With prices increasingly influenced by factors, such as Developing Countries' labour costs and raw-materials demand, that are outside the control of Developed Countries, ``central banks must administer more pain to achieve the same effect on inflation,'' says David Kotok, who manages about $850 million as chairman and chief investment officer of Cumberland Advisors Inc. in Vineland, New Jersey. ``The ECB may even have to struggle more than the Fed did.'' See David Kotok's article
The "China effect" has lowered the prices of traded goods in the past decade but rising Chinese wages and other costs, suggest that this positive impact in Developed Countries, is falling.
So more jobs would need to be lost to achieve the same decline in inflation.
Bloomberg News refers to Michael E. Feroli, an economist at JPMorgan Chase & Co. in New York, who says that up until the mid- 1990s, an increase of 1.5 percentage points in the unemployment rate was enough to bring inflation down 1 percentage point.
``Now, the same reduction in inflation would take a 4 percentage point increase in the unemployment rate,'' he wrote in a report last month.
``The advance of globalization will tend to reduce the role of domestic factors in price determination over time,'' Kim Schoenholtz, senior economics adviser with Citigroup Inc. in New York, said in another July report. ``As a result, larger policy swings eventually may be needed to secure price stability.''
While the ECB doesn't publish an estimate of the ratio in the eurozone, Bloomberg says that economists acknowledge the same trends are at work.

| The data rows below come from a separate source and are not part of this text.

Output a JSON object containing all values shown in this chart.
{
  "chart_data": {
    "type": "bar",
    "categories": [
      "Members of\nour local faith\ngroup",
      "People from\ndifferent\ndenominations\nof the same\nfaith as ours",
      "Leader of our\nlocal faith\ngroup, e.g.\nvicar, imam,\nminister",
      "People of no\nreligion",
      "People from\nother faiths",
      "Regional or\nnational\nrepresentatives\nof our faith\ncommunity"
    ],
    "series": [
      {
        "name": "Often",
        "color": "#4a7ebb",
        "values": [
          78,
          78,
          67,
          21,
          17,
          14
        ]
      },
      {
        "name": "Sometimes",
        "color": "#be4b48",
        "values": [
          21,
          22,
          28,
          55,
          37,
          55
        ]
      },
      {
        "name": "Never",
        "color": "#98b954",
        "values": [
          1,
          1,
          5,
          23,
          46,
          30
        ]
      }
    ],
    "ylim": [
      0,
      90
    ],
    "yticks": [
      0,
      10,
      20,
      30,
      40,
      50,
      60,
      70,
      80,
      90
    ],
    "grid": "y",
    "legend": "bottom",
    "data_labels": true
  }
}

Trichet has already raised the ECB's benchmark rate four times since early December, to 3 percent, and the euro has gained 8 percent against the dollar since the start of the year.
Even so, inflation has been above the Bank's target of just below 2 percent for 18 consecutive months, and economists are lifting their forecasts of how much further it will raise borrowing costs.
Michael E. Feroli's colleague David Mackie, at JPMorgan Chase & Co. in London, forecasts that the ECB rate will go as high as 4 percent.